Just like the Meryl Streep commercial about alar horrified new moms away from apples in the late 1980s, fear-mongering messages about mercury in seafood contribute to the woefully low amount of seafood women eat today in the U.S. The distinction is that seafood- and omega-3-deficient diets introduce measurable risks to health. According to a Harvard study published in the Journal of the American Medical Association, "Avoidance of modest fish consumption due to confusion regarding risks and benefits could result in thousands of excess [coronary heart disease] deaths annually and suboptimal neurodevelopment in children."

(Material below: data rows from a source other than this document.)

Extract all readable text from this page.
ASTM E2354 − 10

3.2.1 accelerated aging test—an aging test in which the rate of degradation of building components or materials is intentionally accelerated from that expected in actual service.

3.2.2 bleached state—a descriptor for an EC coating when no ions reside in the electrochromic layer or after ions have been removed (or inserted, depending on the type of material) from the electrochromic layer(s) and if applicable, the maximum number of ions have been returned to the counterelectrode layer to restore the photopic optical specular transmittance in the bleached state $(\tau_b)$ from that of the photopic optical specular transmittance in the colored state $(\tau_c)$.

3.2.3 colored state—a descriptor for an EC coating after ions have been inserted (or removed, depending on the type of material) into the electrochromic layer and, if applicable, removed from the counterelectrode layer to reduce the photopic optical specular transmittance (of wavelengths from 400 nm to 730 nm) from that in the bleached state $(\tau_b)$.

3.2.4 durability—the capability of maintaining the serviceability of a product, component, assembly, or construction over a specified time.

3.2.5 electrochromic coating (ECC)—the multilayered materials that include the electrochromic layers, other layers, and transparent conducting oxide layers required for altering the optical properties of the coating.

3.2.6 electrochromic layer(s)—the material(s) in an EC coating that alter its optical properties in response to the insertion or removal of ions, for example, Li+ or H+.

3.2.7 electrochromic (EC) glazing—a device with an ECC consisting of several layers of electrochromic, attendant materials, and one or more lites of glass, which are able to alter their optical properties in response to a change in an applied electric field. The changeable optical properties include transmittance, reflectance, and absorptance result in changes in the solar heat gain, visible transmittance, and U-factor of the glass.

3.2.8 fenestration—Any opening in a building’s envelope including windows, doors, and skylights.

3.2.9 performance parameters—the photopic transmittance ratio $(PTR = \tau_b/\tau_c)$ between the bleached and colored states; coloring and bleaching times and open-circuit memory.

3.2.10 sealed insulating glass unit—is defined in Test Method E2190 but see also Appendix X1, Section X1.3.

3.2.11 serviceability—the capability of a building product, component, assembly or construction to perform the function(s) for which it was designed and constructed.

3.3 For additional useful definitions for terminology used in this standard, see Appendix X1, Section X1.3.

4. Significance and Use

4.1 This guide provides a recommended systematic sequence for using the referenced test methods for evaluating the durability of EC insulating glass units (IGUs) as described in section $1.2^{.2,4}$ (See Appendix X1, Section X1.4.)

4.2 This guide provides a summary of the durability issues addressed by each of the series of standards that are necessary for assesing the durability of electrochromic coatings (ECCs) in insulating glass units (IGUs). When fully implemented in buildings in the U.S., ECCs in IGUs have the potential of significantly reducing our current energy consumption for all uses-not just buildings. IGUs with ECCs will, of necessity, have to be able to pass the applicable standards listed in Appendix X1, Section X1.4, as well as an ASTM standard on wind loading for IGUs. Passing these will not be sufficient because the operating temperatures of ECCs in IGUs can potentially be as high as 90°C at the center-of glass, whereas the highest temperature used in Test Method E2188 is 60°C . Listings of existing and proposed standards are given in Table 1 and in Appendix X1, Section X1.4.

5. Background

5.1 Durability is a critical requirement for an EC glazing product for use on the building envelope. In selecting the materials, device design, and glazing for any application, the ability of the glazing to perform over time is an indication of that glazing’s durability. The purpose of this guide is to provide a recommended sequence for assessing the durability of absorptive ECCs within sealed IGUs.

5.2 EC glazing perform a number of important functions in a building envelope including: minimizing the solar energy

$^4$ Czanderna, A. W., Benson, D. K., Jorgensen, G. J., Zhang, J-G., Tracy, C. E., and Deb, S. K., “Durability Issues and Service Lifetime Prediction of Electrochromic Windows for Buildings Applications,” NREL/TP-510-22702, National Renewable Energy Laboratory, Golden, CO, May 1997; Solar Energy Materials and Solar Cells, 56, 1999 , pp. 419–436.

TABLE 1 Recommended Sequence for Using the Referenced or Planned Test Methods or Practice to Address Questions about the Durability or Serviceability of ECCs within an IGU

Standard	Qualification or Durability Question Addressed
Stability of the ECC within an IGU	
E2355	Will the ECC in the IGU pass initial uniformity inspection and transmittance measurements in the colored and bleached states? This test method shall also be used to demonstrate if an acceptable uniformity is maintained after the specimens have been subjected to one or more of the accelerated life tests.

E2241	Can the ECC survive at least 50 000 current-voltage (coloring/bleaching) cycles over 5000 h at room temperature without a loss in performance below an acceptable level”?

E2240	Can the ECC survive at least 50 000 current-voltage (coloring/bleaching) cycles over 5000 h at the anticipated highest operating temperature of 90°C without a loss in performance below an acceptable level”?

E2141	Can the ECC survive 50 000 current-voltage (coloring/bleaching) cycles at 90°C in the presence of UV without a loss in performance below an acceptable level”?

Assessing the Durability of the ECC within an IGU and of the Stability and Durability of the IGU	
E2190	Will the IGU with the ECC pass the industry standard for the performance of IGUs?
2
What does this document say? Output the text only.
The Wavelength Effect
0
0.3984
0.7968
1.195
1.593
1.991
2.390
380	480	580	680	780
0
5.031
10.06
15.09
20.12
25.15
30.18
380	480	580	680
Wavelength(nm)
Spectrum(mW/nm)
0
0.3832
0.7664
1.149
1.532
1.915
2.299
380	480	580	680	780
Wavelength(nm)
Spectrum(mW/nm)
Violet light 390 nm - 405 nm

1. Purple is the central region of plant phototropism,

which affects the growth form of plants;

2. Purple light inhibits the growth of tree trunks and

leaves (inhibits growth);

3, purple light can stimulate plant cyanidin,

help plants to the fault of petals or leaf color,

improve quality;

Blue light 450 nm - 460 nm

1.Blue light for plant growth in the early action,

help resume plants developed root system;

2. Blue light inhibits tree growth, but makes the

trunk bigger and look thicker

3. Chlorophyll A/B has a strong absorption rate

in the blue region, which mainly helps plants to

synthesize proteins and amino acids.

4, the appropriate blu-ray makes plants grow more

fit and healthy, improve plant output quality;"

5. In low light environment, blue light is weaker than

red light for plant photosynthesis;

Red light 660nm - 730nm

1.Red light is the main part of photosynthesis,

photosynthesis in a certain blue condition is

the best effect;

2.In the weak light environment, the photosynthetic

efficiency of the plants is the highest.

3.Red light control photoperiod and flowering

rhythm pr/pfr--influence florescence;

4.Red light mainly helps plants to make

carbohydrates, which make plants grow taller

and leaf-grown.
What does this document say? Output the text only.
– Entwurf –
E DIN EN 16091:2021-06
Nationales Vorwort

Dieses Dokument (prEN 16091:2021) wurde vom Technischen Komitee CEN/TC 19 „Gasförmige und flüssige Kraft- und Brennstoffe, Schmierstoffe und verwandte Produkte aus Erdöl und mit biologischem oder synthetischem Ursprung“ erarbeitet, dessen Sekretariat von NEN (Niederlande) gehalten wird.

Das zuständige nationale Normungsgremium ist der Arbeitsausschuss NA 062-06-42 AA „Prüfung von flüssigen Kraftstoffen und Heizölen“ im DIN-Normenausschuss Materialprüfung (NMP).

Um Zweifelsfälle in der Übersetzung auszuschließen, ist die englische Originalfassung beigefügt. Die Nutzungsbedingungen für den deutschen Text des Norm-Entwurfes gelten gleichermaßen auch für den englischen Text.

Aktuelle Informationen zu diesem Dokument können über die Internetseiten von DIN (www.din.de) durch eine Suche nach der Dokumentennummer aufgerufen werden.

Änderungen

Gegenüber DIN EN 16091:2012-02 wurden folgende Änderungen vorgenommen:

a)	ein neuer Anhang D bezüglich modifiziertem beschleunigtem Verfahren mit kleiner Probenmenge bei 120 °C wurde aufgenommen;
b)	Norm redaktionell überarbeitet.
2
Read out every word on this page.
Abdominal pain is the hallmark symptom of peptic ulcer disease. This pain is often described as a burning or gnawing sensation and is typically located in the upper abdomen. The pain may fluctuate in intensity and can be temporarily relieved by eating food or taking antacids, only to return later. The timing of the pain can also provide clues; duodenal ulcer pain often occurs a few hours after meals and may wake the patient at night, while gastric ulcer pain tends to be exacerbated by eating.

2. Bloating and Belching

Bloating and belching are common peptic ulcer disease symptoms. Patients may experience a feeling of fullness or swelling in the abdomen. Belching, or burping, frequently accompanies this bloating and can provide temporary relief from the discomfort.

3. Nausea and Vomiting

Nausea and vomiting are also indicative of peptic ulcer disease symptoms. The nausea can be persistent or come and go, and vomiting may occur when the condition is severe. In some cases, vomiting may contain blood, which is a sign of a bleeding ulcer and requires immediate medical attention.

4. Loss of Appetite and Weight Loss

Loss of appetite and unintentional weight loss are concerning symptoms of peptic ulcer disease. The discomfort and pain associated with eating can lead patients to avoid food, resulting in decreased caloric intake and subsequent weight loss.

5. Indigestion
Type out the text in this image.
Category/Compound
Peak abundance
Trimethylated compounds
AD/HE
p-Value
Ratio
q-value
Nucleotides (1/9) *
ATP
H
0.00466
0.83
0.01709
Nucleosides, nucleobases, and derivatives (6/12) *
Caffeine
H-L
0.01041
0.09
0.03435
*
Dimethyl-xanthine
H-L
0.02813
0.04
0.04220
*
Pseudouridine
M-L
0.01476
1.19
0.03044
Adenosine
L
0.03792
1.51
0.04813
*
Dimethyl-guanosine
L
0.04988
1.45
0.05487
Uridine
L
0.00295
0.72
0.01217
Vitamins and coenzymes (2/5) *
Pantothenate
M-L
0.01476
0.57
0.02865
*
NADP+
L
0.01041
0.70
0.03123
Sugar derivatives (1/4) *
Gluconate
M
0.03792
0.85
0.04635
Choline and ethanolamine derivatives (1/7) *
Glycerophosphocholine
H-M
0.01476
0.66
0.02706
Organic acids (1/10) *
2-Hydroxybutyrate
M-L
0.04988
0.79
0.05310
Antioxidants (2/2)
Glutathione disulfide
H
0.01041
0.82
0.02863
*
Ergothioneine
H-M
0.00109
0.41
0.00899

While alar was a chemical sprayed by humans on fruit to regulate its growth, traces of mercury have existed in ocean fish since the beginning of time from sources like underwater volcanic activity. The mercury generated by coal-fired power plants is a real threat to freshwater fish caught by recreational fishermen in certain lakes and streams, and it is imperative for folks who regularly eat fish caught by friends and family to keep an eye on local U.S. Environmental Protection Agency advisories. But most fish Americans buy in stores and restaurants come from the open ocean or aquaculture, which are not subject to the same contamination issues as enclosed bodies of water. According to a peer-reviewed U.S. Food and Drug Administration report, "Limited data suggest that methylmercury concentrations in commercial fish have not increased or decreased over time."
The scientific community has exhaustively researched the overall effect of eating fish and shellfish, traces of mercury and all. They repeatedly conclude that eating commercial seafood boosts both heart and brain health, and when people don't eat fish they might miss out on these benefits. Specifically:
- The 2010 Dietary Guidelines for Americans recommend people increase the amount and variety of seafood consumed by choosing seafood in place of some meat and poultry. Pregnant and breastfeeding women are specifically encouraged to eat at least 8 ounces and up to 12 ounces of seafood per week, of which half (6 ounces) can be albacore tuna. There are simply four exotic species for this special population to avoid: shark, swordfish, king mackerel, and tilefish.
- A 2010 World Health Organization report concluded experts should emphasize the heart and brain development benefits of eating fish, and the risks to heart and brain health from not eating fish.
- A 2009 study published in the Public Library of Science calculated low seafood/omega-3 consumption is responsible for about 84,000 deaths per year, making seafood-deficiency the second biggest dietary contributor to preventable deaths (behind high sodium consumption).